Who is Mareth Enterprises?
At the Nov. 21 Nevada city council meeting, the council voted to pass on first reading an ordinance to issue a Chapter 100 bond to Mareth Enterprises for the purpose of purchasing and renovating the old American Standard building along I-49 north of town.
Mareth Enterprises is a holding company based in Missouri.
“We invest in companies investing in people, in order to grow people, grow the businesses,” said Mareth Chief Operating Officer Lewis Gray. “We own multiple different entities.”
He went on to explain the company invests in the idea of “Profits for a Purpose.” Which according to their website means “see[ing] the fruits of our success enrich our communities.”
For example, Mareth purchased boots for the Purdy FFA in 2013 and helped open a coffee shop in Monett in 2011. Gray also mentioned the Catch a Dream Foundation and Little Flat Creek Ranches which provide “once-in-a-lifetime hunting and fishing experiences for children with life-threatening illness” according to the organizations’ websites.
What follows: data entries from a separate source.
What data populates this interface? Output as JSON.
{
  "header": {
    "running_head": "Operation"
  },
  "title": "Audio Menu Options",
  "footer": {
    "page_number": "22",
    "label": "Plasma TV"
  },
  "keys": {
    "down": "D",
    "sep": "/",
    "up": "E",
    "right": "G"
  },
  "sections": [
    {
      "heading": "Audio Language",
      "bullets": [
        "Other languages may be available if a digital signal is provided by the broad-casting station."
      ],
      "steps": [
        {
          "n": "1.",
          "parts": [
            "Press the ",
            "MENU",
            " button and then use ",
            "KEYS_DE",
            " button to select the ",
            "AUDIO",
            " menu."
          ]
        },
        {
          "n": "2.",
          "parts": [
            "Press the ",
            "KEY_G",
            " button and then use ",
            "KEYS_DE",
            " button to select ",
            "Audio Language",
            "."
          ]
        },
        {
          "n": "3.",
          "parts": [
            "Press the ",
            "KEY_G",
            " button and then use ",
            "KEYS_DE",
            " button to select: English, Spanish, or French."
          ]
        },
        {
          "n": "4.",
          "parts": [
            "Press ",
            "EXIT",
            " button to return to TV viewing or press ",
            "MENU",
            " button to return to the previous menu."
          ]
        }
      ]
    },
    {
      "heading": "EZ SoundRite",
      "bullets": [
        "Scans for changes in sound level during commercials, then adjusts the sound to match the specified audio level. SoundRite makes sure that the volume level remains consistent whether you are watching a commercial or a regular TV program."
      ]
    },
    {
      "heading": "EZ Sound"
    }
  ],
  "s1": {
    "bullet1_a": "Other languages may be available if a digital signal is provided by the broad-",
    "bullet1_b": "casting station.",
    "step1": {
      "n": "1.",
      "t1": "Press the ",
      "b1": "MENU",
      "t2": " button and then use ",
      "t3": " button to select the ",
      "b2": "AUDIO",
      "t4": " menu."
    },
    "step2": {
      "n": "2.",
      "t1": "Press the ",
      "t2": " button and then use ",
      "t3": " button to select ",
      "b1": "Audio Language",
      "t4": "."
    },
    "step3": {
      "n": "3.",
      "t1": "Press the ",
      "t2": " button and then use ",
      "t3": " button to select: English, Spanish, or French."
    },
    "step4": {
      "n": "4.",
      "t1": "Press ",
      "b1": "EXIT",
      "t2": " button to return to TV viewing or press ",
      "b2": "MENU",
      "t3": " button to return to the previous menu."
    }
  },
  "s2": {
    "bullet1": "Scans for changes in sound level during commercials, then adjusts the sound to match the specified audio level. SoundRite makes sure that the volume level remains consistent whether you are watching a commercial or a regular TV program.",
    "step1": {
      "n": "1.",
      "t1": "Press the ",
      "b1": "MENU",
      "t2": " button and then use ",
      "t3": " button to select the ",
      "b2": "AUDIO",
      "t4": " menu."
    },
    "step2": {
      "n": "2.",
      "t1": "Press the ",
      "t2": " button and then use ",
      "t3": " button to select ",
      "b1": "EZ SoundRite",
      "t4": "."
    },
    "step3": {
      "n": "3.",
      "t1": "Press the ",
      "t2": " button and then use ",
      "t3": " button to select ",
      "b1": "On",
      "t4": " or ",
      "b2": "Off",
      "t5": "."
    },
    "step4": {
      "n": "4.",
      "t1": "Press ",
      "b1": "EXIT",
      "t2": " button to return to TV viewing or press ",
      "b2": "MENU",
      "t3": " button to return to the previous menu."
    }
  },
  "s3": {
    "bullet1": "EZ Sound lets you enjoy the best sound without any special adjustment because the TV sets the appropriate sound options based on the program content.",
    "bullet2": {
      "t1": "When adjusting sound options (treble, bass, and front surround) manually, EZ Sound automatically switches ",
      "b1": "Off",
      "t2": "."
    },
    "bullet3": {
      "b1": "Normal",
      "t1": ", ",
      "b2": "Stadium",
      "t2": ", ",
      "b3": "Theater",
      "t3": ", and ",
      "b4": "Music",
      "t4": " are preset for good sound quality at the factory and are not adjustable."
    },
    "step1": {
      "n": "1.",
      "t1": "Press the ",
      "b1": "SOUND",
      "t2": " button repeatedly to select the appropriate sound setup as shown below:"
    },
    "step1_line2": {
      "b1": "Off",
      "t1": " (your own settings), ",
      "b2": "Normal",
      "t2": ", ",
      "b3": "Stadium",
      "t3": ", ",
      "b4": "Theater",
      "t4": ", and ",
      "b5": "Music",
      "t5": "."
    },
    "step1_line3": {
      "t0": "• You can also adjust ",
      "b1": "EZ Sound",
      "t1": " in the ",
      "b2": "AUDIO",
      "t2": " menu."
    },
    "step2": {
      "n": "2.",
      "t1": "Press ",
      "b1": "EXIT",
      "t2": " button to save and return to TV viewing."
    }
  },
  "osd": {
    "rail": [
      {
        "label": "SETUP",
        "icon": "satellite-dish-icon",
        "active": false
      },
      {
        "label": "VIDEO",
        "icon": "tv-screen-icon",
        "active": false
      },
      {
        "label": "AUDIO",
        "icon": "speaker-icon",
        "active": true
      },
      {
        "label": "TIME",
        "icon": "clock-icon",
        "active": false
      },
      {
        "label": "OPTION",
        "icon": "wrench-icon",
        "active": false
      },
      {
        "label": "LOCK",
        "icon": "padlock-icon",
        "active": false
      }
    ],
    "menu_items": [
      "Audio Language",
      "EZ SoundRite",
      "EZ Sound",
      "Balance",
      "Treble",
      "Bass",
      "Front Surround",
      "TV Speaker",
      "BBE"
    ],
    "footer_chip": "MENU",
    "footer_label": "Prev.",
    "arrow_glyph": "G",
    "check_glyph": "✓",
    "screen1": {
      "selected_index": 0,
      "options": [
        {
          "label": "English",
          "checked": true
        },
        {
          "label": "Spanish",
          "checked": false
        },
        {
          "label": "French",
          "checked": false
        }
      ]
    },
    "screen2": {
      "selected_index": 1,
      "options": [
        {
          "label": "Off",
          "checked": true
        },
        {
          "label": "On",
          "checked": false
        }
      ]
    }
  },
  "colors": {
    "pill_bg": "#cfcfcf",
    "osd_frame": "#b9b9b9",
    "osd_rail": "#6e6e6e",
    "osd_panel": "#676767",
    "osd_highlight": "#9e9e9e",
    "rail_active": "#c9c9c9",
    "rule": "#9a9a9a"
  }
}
Mareth has been interested in the building for a number of years.
“We’ve drove by it multiple times … since it’s been for sale,” said Gray. “It’s like, ‘there’s got to be a use for this thing.’” He cited the building’s ease of access to the interstate as a prime perk.
“We’ve been going through our portfolio … what we are looking at it for is warehousing, we’re talking to a couple different companies about that and also some light manufacturing,” he said. Expanding on the light manufacturing aspect he said it could be assembly or possibly wood products.
Gray declined to name which companies they were considering putting into the space at this time, but there are three businesses listed on Mareth’s website: 3D Corporate Solutions, LLC., Pet Solutions, LLC., and Protein Solutions, LLC. All three of which are involved in the processing of protein products for pet foods, which has some community members concerned about a repeat of odor issues the city had been experiencing with the N.F. Protein plant.
According to the Joplin Globe, the Protein Solutions plant in Joplin was issued two notices of violation by the Missouri Department of Natural Resources for excessive odor in November 2006 and there were two odor complaints filed in October 2007. According to the Globe’s story, the plant installed new equipment to control the smell at that time. No stories since that time could be found.
Gray said they would not be doing that type of work here. And City Manager JD Kehrman said the difference between the N.F. Protein location and the old American Standard building is that the protein plant is outside the city limits.
“The American Standard building is constrained, so they would not be able to engage in any processes that would cause noxious odors,” said Kehrman.
Gray hopes to employ 5-15 people at the start and would like to see that number increase over time.
“We’ve done this before, this is not something that’s new to us,” said Gray. “We buy good buildings, we think are in the right place, good value for the building that we can invest in the building, make it into something that a lot of people would like to have and use.”
Gray added that some light work has already begun at the property to assess it’s condition and prevent any further deterioration.
“We’re excited to be there,” Gray said. “Hopefully we’re going to be an asset to the Nevada community.”